В конце января 1941 года его имя без его согласия внесли в список лиц, которые должны были войти в состав Национального Совета, ориентированного на политику Виши. Несмотря на отрицание, сделанное на пресс-конференции, вся эта клика восстала против него[53]. Атаки голлистов стали более резкими после его отказа сотрудничать с газетой «Марсельеза» и вежливого отказа, который стал единственным ответом посланнику генерала де Голля, предлагавшему вступить в его войска. Что касается писателей, то Жак Маритен гремел обвинениями, а вслед за ним вскоре последовали Андре Бретон и вся толпа сюрреалистов. Со стороны Бретона нападки шли не без намека на злопамятность. В самом деле, Сент-Экзюпери с самого начала конфликта осудил этих изгнанников, бежавших подальше от несчастий. Отец же сюрреализма вспомнил о письме, которое было отправлено ему после того, как он признался, что не желает иметь с Францией «ни практической солидарности, ни какой-либо духовной связи». Сент-Экзюпери написал: «Ваша точка зрения с жестокостью жандарма заставляет вас осуждать тех, кто занимается во Франции поставками хлеба детям и, чтобы действовать, вынужден поддерживать отношения с правительством Виши. Вы рассуждаете со строгостью и не имея проблем с желудком, что подобная преданность детям якобы является признаком позора. А дети? Пусть они сами выпутываются, пусть ищут съедобные корни». Точка зрения писателя более сложна. Он не может ни радоваться режиму, который он считает необходимым злом, ни согласиться с голлистами в их желании очищения. Он понимал дилемму, вставшую перед французами, и отказывался быть изгнанным кем-то тыльной стороной руки. Он один был готов действовать с такой честностью.
Эти повторяющиеся атаки ad hominem[54] будили в нем маленькую музыкальную шкатулку, которая в глубине души играла мелодию тревоги и беспокойства. «Я так устал от словесных распрей, от нетерпимости, от фанатизма», – писал он в своем «Письме заложнику». Сочетание отдаленности и растущего одиночества приводило к разочарованию. С этого периода началось то, что Жюль Руа квалифицировал в своей книге как «страсть Сент-Экзюпери». Это будет настоящее мистическое приключение, тупая боль, которую он испытывал с детства и которая станет еще более острой. Он превратился в желчного разочарованного ипохондрика. Он не уступит больше зову городских сирен. Он знал, что такое вечная пустыня, вся лучащаяся светом родников или оазисов, и она, казалось, была готова открыть ему свою тайну…

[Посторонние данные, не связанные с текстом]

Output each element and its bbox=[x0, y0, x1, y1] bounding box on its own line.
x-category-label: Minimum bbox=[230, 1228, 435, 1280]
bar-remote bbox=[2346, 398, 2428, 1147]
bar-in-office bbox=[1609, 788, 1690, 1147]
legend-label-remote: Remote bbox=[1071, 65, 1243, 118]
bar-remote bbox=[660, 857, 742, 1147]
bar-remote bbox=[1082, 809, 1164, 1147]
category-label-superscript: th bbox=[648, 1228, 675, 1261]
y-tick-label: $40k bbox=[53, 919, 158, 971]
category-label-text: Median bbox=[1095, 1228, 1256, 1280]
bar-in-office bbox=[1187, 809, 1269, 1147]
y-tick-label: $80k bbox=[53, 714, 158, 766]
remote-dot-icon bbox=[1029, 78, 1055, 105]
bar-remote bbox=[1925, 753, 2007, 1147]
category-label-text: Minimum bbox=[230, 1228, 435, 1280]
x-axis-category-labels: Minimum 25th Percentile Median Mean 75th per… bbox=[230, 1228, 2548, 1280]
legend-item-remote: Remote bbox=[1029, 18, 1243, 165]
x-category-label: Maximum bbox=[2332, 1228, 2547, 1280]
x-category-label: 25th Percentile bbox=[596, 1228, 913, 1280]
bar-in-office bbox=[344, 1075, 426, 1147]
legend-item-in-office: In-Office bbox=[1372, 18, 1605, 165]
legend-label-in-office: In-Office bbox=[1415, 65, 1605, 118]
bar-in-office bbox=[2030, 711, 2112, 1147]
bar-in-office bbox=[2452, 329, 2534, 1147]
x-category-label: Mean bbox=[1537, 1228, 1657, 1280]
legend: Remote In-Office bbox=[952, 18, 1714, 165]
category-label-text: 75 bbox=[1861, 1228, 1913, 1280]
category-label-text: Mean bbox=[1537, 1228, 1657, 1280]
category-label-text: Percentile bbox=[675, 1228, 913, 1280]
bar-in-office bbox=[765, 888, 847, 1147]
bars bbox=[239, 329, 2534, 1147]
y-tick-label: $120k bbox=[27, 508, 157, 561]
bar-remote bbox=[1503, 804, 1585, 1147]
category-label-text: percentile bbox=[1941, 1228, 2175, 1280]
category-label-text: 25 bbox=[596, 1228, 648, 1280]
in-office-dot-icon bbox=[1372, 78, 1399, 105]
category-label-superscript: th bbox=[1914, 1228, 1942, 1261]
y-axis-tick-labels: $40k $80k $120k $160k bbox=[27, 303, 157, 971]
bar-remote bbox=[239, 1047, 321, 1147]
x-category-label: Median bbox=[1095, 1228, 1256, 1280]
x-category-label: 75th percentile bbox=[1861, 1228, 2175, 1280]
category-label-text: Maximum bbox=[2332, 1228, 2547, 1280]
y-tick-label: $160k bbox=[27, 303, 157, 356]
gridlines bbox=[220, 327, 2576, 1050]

Теперь, когда он прогуливался по улицам среди неоновых огней и занятых своими делами прохожих, он чувствовал себя в настоящей пустыне. «Ибо пустыня совсем не там, где кажется, – писал он. – В Сахаре несравнимо больше жизни, чем в столице, и людный город, полный суеты, – та же пустыня, если утратили силу магнитные полюса жизни». Модель жизни, которую представлял собой Нью-Йорк, его пугала. Город походил на современную метафору библейского Вавилона. Он мог говорить только с самим собой, и он думал так, как сказано в «Цитадели»: «Чего ждать от человека, если он трудится для хлеба насущного, а не ради собственной вечности?» Один вопрос мучил этого защитника «значимости деревень» и цивилизации, основанной на связях и взаимной поддержке: он боялся, что общество станет царством роботов и муравьев. Он писал, думая о приверженце стандартов жизни: «Он отвергает противоречия – основу созидания, а стало быть, разрушает всякую надежду на движение к совершенству и взамен человека на тысячу лет утверждает муравейник роботов» («Письмо заложнику»). Он знал после своих путешествий в Испанию, Россию и Германию общества, подчиненные тирании. Он сталкивался с обществом, отданным в управление ростовщикам. Его боязнь этих двух ловушек цивилизации можно увидеть в «Цитадели». Там он написал: «Пришло время встревожиться: ты видишь – жестокий тиран уничтожает людей. А ростовщик держит их в рабстве». Он теперь знал, что цивилизация, за которую он борется, зажата между двумя опасностями, между двумя формами деградации человека: одна контролируется тираном, другая – ростовщиком.